In the paper by Baez and Bunn that I linked to, they rearrange the field equation so that the Ricci tensor is on the LHS, in the "equivalent form" you give at the end of your post. That is because the Ricci tensor is the tensor that has the direct physical interpretation being discussed (the "acceleration" of the volume, divided by the volume, of a small ball of test particles, caused by "mass" or more precisely density of stress-energy). That is what I was referring to.

 

[catlove]

Tenors (field vectors) are associated with an entity that consitutes matter yet in vacuum there is not matter so tenor theory (guess) is speculative.

 

[PeterDonis]

Tenors (field vectors) are associated with an entity that consitutes matter

Not necessarily.
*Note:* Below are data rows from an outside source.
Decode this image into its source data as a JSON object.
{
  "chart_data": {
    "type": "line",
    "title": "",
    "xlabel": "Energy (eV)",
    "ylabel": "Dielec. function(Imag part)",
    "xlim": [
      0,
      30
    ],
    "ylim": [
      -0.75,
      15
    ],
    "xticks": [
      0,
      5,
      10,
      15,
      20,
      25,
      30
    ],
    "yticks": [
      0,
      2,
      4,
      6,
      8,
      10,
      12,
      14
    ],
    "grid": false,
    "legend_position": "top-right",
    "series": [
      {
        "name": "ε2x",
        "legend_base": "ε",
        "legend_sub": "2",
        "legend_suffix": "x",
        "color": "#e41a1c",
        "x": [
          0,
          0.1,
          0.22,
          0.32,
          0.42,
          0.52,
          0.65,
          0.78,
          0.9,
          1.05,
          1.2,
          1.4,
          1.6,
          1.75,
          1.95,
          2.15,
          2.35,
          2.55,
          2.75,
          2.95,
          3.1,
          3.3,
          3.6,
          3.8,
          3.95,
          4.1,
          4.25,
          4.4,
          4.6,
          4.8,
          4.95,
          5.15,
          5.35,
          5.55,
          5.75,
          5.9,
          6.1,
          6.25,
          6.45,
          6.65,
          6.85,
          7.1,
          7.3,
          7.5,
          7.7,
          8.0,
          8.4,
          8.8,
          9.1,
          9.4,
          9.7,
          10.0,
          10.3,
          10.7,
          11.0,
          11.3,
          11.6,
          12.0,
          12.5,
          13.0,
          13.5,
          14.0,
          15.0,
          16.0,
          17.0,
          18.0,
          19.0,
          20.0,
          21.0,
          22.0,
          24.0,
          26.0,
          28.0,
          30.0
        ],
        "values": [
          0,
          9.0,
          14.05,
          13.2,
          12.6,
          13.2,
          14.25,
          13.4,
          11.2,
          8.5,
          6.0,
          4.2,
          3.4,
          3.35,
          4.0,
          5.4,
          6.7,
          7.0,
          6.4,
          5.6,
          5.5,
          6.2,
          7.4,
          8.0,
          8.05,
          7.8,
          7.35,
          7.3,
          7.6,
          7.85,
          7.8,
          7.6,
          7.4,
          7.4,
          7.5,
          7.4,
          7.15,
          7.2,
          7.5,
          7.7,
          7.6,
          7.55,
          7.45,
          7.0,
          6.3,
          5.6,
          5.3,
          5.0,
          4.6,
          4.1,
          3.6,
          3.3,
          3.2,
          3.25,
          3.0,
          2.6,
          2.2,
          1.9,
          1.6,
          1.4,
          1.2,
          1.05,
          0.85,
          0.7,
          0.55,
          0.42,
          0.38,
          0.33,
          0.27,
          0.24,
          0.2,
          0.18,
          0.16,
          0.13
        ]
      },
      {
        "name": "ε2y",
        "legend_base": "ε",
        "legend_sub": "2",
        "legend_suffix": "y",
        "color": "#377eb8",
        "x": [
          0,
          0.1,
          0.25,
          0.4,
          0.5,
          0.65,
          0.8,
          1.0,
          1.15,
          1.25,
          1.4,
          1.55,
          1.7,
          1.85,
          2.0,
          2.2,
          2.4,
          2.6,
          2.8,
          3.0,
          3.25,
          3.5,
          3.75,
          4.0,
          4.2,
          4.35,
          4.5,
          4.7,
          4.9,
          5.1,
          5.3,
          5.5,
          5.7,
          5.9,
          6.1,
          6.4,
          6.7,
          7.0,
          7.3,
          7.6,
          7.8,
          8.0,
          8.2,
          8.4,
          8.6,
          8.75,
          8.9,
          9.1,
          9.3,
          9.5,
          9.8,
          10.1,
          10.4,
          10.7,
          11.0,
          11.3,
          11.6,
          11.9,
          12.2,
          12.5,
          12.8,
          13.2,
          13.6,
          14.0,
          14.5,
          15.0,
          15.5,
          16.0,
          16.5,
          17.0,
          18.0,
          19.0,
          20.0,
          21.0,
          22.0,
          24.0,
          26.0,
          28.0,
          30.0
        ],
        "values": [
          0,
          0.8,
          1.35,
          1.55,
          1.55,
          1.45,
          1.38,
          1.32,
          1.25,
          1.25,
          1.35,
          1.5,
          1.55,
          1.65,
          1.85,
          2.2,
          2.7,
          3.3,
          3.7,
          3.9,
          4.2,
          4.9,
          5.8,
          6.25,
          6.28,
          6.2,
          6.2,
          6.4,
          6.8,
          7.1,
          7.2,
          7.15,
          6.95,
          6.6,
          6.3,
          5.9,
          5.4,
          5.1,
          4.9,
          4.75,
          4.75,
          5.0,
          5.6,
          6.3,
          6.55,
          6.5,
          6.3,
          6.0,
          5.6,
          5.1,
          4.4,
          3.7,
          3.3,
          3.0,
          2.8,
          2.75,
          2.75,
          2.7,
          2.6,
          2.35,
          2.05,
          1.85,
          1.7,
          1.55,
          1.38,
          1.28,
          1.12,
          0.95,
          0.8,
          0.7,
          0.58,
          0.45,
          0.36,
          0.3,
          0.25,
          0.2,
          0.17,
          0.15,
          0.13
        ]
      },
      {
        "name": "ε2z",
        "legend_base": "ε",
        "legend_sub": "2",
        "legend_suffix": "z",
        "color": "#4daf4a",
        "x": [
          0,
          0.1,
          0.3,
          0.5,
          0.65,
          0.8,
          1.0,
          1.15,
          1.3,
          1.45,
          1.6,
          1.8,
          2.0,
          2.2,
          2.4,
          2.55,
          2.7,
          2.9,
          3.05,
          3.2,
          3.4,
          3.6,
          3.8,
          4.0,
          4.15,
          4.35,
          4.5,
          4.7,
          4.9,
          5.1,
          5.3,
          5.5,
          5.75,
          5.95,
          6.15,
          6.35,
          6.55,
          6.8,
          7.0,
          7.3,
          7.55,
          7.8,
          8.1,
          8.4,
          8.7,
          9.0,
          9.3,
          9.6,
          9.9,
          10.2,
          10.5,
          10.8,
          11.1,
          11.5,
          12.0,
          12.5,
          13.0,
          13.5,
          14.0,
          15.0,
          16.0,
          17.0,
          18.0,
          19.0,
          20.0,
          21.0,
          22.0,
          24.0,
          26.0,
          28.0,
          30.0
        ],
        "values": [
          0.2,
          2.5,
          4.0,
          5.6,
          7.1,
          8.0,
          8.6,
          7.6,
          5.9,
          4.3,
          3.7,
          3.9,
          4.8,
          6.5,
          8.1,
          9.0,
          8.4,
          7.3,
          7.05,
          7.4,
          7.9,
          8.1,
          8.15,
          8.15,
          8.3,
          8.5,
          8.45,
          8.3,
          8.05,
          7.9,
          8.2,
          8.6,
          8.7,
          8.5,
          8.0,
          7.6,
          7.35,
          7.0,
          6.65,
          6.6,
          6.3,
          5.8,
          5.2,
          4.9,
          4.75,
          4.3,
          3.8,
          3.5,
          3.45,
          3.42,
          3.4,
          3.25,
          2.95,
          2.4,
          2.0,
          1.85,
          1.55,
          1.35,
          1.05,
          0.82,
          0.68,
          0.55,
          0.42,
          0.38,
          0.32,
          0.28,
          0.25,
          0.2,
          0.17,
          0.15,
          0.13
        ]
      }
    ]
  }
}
Spacetime itself is described by tensors (metric tensor, Riemann tensor, etc.) even in the absence of matter.

so tenor theory (guess) is speculative.

Your guess is incorrect.

 

[catlove]

Really?

"Maxwell's electrodynamics proceeds in the same unusual way already analyzed in studying his electrostatics. Under the influence of hypotheses which remain vague and undefined in his mind, Maxwell sketches a theory which he never completes, he does not even bother to remove contradictions from it; then he starts changing this theory, he imposes on it essential modifications which he does not notify to his reader; the latter tries in vain to fix the fugitive and intangible thought of the author; just when he thinks he has got it, even the parts of the doctrine dealing with the best studied phenomena are seen to vanish. And yet this strange and disconcerting method led Maxwell to the electromagnetic theory of light!" (Duhem, 1902).

 

[PeterDonis]

Really?

Yes.

Duhem, 1902

A reference from 119 years ago, particularly from a philosopher and not a scientist, more particularly one that makes incorrect claims (Maxwell electrodynamics is perfectly consistent), and even more particularly when the issue it is talking about has nothing whatever to do with tensors, is not a good basis for discussion.